Di fronte a un potere assoluto, ma spietato, Frank se ne sarebbe andato dalla Germania su due piedi, il giorno dopo l’incendio del Reichstag, avvenuto il 27 febbraio del 1933. Giunto alla fine in America, lavorò a Broadway e come sceneggiatore per la MGM. Quando morì – a Beverly Hills nel 1945 – il regista William Dieterle scrisse una commemorazione dal titolo significativo: “Bruno Frank: l’europeo”. In Olanda negli anni Trenta lo scrittore aveva cercato di tenere vivi i valori dell’umanesimo europeo, animando il circolo di scrittori contro Hitler intorno alla casa editrice Querido. Gruppo del quale faceva parte Klaus Mann, forse il più lucido tra gli intellettuali antinazisti.
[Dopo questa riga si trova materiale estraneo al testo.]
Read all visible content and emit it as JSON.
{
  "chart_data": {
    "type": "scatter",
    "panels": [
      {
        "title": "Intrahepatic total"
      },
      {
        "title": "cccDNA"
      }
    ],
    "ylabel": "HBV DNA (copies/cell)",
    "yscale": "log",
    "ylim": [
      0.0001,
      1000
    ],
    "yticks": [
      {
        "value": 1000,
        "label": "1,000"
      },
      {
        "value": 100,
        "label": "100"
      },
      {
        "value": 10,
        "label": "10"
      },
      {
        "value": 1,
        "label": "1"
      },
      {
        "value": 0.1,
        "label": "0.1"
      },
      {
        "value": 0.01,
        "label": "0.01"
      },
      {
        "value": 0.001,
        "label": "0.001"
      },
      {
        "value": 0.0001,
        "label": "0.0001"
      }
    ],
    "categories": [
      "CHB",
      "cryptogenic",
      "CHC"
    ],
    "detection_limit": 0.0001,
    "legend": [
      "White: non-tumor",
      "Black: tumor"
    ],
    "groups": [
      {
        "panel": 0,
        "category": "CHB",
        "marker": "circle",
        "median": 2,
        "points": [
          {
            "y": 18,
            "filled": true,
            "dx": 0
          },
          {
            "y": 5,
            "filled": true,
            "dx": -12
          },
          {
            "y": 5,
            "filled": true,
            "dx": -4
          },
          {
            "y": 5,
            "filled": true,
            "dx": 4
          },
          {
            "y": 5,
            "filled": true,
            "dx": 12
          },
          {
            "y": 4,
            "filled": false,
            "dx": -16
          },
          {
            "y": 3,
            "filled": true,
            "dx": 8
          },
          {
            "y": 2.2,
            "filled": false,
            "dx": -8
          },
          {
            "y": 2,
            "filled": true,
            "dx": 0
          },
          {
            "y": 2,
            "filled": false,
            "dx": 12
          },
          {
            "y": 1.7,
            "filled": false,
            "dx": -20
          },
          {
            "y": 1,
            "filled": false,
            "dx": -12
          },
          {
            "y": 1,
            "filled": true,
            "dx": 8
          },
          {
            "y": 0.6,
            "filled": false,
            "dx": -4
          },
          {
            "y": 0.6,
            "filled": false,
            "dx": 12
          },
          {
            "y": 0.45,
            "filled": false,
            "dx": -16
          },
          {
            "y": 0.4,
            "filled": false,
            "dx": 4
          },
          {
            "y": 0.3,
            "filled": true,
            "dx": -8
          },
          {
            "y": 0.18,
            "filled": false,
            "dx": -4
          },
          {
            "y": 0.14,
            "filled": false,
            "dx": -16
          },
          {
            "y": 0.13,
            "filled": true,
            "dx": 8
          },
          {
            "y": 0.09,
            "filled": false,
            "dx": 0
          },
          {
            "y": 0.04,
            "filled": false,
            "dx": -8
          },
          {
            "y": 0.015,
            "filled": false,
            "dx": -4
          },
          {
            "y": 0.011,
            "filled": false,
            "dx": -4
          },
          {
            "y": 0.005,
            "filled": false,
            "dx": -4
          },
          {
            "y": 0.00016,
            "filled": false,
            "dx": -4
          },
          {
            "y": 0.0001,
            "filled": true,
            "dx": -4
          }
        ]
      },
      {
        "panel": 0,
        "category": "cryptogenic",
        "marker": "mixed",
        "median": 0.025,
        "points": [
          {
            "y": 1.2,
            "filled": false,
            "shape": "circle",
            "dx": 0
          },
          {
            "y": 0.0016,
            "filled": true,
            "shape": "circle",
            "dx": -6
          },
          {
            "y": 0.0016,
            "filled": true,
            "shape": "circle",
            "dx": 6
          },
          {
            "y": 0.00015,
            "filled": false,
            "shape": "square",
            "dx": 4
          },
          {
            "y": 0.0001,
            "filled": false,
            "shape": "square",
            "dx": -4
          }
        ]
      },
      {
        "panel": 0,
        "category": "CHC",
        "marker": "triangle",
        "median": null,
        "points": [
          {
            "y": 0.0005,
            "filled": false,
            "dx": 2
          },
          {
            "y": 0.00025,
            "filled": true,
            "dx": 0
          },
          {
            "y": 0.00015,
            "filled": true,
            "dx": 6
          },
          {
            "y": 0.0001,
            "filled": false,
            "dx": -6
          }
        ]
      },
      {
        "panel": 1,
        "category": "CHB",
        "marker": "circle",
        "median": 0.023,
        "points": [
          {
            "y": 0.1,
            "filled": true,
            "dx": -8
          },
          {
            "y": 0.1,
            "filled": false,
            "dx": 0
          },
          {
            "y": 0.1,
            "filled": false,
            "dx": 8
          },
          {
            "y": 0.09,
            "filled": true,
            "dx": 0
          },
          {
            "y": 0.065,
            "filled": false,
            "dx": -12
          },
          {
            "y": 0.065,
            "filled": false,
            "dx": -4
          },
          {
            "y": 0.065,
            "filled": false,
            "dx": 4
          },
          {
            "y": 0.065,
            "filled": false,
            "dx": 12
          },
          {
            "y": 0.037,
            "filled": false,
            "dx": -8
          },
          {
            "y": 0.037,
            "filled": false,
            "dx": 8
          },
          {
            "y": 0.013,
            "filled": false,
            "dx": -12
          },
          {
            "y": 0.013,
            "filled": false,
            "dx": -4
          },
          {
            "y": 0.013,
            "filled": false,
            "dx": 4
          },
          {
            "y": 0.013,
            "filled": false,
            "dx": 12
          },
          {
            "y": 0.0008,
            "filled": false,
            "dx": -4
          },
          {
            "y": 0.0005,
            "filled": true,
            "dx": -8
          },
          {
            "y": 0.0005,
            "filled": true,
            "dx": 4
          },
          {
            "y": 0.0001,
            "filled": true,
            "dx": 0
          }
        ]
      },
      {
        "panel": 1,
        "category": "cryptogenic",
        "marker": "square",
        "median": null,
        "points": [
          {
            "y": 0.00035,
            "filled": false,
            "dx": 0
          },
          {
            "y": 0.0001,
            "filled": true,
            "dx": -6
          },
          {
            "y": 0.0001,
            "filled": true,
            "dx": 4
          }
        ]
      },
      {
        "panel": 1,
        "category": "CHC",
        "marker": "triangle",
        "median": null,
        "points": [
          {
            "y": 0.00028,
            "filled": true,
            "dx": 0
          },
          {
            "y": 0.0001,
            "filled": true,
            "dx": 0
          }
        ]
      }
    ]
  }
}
Klaus era molto affezionato a Frank, che da bambino considerava «uno zio generoso e gioviale». Mann jr in esilio si cimentò anche con la lingua inglese, come testimonia Speed, testo che dà il titolo alla raccolta dei racconti dell’esilio, composti tra il 1933 e il 1943, pubblicata sempre da Castelvecchi, nell’ambito della pubblicazione di tutte le sue opere, per la cura dello stesso Ferraris (pagine 216, euro 22,00). Sono 14 prose, di cui solo una già apparsa in Italia, La finestra con le sbarre incentrata su un altro re, stavolta lo sfortunato Ludwig di Baviera morto suicida proprio come l’autore di Mephisto. Alcuni dei testi furono pubblicati quando questi era in vita, altri postumi per la prima volta in traduzione tedesca nel 1990. In essi ci sono le tematiche tipiche di Mann: l’omosessualità, le droghe, la decadenza e lo spaesamento, Quello che lo porterà a togliersi la vita a Cannes nel 1949.